The chronicle of Eger Tobacco Factory

The cigar factory

THE CIGAR FACTORY Tobacco was introduced to Europe by Spanish monks returning from America around 1558. While the Lisbon Ambassador to the French, a certain Jean Nicot, gave tobacco powder as a remedy for headaches to Catherine Medici, the Spanish and Portuguese sailors roaming the ports of Europe spread the joys of smoking in Europe. For many years tobacco was imported to Hungary, and was first grown in the 1660s. Initially tobacco was smoked in pipes, and snuff boxes were also popular. The first cigar factory was built in Spain in 1752, and only a century later in Hungary, in 1846: the first Royal Cigar Factory at Temesvár (Timsoara). In 1847, a year after the first cigar factory was opened, a seemingly insignificant event occurred: a certain Mr Philip Morris, importer of tobaccos and quality cigars, opened a small shop in Bond Street, London.

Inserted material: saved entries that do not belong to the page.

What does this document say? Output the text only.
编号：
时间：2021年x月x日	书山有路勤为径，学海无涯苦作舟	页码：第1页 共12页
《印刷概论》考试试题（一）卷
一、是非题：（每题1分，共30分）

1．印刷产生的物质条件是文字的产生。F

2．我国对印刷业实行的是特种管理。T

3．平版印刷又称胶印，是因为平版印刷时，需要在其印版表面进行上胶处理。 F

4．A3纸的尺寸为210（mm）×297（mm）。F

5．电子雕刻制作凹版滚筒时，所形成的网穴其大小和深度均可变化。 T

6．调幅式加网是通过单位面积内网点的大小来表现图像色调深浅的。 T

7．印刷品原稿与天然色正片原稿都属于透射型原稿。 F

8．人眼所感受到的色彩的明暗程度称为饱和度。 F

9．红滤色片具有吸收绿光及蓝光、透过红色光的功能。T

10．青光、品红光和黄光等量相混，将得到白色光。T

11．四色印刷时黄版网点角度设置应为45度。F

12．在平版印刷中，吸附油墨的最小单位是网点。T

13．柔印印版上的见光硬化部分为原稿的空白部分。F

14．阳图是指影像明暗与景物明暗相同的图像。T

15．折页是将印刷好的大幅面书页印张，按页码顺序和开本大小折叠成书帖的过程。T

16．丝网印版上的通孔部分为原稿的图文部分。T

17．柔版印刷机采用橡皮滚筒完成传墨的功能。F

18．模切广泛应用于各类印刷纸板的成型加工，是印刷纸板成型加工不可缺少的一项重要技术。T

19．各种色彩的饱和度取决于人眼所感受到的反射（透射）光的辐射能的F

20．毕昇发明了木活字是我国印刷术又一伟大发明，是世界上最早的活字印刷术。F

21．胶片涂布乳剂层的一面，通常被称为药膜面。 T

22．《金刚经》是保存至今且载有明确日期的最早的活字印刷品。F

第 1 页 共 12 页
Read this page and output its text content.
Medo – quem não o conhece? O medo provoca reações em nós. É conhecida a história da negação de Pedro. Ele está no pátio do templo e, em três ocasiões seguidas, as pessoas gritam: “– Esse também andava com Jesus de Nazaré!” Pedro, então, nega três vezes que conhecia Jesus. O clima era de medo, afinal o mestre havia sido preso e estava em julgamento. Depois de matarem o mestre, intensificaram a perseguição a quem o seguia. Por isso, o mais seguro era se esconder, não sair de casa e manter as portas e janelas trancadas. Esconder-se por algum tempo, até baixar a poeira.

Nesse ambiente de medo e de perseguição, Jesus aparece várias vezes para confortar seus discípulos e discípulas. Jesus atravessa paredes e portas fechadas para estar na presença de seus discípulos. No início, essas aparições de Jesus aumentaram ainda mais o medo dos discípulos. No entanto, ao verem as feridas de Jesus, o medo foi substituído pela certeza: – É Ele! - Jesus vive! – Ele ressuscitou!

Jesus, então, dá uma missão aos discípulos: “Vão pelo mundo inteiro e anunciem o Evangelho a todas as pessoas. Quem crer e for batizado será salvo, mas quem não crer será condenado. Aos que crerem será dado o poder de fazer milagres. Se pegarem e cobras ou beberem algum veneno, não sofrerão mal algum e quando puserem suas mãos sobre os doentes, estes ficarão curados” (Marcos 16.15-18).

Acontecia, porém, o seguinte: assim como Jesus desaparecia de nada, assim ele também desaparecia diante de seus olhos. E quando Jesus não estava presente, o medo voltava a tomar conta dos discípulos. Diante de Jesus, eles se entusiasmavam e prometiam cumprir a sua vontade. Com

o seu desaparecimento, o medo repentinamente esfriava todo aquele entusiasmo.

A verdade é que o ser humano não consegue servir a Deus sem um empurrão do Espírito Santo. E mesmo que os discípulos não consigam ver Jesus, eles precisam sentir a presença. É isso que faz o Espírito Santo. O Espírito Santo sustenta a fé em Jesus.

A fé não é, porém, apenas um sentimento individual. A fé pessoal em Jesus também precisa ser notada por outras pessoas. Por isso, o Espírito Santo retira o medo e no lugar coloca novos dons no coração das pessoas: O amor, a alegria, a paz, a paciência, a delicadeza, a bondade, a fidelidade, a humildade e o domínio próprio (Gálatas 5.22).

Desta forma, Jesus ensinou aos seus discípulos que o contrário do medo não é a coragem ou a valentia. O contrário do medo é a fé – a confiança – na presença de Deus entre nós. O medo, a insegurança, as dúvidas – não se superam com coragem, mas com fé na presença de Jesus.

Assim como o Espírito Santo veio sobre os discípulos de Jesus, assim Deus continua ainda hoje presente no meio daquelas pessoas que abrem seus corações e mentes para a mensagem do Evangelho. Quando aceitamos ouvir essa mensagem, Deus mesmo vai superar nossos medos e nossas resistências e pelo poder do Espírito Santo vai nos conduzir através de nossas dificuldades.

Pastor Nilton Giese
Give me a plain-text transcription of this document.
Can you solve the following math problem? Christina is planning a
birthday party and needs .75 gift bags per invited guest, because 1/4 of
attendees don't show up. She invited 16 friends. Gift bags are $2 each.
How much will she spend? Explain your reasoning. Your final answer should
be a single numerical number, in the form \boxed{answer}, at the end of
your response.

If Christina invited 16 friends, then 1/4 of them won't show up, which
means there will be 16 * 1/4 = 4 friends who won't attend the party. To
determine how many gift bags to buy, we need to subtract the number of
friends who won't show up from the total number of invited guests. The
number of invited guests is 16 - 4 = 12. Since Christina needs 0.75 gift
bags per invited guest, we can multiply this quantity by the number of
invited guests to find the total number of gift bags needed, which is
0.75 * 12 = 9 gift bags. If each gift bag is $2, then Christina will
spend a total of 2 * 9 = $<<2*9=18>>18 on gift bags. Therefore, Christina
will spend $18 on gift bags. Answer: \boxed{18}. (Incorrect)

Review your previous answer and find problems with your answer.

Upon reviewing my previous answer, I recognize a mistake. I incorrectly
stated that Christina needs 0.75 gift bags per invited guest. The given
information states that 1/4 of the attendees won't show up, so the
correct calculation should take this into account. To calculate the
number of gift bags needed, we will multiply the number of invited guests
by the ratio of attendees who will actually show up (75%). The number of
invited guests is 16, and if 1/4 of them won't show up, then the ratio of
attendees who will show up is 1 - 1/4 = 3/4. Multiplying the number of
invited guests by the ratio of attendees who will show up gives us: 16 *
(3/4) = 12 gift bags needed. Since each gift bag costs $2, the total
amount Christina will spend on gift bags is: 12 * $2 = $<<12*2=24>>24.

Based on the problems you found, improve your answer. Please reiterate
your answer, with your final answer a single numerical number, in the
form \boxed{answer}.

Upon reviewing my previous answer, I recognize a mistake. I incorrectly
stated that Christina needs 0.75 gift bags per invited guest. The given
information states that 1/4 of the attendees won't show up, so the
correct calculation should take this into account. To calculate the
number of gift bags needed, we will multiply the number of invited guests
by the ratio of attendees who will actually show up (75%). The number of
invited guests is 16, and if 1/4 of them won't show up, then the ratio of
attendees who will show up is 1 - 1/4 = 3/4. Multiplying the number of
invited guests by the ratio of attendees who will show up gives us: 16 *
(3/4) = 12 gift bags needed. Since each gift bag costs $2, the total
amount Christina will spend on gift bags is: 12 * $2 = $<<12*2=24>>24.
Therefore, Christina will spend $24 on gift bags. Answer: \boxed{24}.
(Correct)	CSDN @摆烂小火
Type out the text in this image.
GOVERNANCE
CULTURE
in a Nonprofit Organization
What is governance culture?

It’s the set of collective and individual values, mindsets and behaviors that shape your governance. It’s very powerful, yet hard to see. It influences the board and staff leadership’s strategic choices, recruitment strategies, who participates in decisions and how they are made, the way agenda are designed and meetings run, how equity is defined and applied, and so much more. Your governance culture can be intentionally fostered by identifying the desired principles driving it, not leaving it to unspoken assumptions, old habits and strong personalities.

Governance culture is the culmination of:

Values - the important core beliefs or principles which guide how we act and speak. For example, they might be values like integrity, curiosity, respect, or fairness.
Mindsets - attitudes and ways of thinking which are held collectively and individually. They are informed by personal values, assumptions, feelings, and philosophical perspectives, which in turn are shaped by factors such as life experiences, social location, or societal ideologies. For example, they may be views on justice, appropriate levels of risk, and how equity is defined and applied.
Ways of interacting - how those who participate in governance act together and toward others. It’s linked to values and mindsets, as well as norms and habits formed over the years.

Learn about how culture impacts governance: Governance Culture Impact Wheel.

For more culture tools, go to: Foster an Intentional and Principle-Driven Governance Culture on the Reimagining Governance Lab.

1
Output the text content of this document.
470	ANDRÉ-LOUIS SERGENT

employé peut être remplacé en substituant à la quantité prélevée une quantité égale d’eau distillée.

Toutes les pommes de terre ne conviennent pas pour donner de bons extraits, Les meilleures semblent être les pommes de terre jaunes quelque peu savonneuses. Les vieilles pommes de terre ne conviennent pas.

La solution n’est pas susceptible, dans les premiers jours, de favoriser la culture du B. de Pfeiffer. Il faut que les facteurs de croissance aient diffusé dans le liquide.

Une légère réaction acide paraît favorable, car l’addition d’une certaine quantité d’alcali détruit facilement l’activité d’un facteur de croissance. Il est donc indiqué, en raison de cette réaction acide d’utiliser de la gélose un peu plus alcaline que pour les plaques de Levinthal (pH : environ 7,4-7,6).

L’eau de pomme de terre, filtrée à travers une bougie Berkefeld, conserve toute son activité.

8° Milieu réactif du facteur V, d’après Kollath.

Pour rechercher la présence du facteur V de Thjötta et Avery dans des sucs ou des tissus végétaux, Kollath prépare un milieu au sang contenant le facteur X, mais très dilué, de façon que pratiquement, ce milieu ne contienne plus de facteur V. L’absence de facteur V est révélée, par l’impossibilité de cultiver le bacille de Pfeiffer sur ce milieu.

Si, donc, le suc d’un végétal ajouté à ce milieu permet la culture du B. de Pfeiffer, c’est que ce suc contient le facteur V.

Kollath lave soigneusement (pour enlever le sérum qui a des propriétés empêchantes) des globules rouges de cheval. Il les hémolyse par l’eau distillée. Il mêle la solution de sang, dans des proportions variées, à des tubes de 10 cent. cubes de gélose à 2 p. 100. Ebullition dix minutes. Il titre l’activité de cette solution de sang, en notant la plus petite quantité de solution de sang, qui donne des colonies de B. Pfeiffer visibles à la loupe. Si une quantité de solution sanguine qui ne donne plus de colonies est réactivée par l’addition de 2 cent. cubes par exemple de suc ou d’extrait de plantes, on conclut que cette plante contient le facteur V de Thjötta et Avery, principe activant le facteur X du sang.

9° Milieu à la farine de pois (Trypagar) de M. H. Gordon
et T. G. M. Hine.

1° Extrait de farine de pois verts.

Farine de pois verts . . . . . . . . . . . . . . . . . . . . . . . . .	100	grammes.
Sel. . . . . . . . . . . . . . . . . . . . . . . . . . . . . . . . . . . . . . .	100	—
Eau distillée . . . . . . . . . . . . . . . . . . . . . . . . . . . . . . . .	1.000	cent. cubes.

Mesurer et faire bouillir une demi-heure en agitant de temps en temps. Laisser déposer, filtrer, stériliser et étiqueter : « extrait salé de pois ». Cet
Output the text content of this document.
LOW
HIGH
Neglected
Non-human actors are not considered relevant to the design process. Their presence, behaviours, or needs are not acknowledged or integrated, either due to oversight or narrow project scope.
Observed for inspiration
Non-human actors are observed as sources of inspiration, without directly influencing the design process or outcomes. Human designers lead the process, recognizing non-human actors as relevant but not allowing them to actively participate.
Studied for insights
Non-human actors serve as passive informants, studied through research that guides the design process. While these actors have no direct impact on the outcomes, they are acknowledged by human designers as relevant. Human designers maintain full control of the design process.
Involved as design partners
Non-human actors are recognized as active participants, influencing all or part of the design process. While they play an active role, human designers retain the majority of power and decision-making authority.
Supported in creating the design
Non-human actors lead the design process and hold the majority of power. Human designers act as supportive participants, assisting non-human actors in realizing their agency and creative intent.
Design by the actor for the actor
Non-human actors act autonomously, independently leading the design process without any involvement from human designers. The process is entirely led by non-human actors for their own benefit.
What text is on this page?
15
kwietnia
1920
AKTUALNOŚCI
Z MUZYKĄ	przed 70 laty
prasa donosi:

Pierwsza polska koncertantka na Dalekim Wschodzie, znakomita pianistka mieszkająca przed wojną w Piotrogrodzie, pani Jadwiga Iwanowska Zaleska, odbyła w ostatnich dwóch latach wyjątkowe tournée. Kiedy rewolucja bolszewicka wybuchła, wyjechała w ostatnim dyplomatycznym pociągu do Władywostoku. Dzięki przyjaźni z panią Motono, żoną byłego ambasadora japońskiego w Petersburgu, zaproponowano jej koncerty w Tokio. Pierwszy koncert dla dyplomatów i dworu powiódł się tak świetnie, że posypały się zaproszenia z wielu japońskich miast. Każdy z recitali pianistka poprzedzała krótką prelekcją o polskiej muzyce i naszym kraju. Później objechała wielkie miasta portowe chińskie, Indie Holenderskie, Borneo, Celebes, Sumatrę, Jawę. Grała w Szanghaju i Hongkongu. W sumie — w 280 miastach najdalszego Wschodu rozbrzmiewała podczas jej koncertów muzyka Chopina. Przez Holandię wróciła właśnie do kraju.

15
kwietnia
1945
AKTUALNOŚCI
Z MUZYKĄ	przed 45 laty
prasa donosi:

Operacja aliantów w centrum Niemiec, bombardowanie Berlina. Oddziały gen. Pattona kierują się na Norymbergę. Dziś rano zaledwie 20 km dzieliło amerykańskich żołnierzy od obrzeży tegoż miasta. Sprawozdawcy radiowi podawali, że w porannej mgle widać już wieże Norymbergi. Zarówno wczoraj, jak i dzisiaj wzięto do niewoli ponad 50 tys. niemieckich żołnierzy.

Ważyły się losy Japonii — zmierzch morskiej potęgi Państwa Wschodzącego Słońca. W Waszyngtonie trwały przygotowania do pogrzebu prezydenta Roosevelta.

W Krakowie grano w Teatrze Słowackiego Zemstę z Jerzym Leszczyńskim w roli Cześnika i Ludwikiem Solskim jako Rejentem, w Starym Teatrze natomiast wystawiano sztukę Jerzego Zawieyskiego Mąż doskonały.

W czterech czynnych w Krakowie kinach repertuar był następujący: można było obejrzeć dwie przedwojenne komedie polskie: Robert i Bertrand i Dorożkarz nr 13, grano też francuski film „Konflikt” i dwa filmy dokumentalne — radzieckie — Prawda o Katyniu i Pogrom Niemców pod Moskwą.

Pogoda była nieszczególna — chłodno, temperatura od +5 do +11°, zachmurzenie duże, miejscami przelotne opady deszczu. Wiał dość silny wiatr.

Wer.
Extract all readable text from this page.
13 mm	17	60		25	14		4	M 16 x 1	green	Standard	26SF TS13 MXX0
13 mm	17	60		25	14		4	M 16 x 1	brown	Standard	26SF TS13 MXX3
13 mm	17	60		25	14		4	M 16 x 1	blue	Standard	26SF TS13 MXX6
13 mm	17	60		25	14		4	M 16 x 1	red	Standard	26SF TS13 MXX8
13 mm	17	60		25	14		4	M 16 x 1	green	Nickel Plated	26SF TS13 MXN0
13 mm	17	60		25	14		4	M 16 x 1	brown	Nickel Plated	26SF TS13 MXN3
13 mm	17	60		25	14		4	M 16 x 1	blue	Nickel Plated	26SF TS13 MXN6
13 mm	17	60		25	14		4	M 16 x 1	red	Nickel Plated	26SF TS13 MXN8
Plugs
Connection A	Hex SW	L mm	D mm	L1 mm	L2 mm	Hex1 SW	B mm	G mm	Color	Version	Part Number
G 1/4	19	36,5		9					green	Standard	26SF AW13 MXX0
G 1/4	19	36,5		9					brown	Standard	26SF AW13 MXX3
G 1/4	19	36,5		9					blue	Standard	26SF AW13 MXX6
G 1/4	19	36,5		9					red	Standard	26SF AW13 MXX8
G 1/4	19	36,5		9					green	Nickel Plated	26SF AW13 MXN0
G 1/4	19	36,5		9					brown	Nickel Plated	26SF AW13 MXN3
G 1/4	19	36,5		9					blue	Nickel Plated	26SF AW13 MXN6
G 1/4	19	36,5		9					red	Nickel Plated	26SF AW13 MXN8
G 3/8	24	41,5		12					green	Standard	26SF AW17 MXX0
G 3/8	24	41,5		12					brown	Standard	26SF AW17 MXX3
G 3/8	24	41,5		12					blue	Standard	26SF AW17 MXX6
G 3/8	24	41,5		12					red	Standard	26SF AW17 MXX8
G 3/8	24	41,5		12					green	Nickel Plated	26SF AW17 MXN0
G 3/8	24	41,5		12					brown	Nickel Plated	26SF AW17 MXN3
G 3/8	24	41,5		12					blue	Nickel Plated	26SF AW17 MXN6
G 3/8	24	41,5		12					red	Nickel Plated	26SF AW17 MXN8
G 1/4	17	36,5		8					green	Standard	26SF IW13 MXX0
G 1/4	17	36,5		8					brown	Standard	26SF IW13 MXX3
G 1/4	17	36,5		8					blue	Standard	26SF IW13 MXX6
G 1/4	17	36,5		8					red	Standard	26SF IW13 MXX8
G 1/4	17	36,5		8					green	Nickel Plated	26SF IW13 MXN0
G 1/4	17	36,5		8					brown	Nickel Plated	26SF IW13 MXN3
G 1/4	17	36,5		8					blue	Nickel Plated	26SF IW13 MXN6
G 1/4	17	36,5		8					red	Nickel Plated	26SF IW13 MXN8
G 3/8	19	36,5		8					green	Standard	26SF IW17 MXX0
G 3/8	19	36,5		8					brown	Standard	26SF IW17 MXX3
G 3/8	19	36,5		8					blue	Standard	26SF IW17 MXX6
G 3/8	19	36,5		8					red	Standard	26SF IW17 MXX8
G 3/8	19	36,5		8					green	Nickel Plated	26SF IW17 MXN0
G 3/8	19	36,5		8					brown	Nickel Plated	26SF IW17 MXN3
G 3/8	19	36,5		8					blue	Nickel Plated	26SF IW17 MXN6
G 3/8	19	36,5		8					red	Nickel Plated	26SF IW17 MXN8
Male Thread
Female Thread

Smoking cigars was a fash­ion brought on by the development of modern civilized society, as well as many other changes, in the 19th century. In Hungary the la2y csárdás was replaced by the waltz, hearty wines were rivalled by light ales, and the smoking instrument of self-indulgent gentlemen, the pipe, was rapidly taken over by the elegant cigar. As the millennial anniversary of the arrival of the Magyars in the Carpathian Basin drew near, everywhere Hungarian gentlemen wrapped themselves in cosy cigar smoke at the races, in casinos, coffee houses, post offices, the salt excise office, the customs and excise offices, on the promenade, the capital and the country, and even the offices of Staud and Son.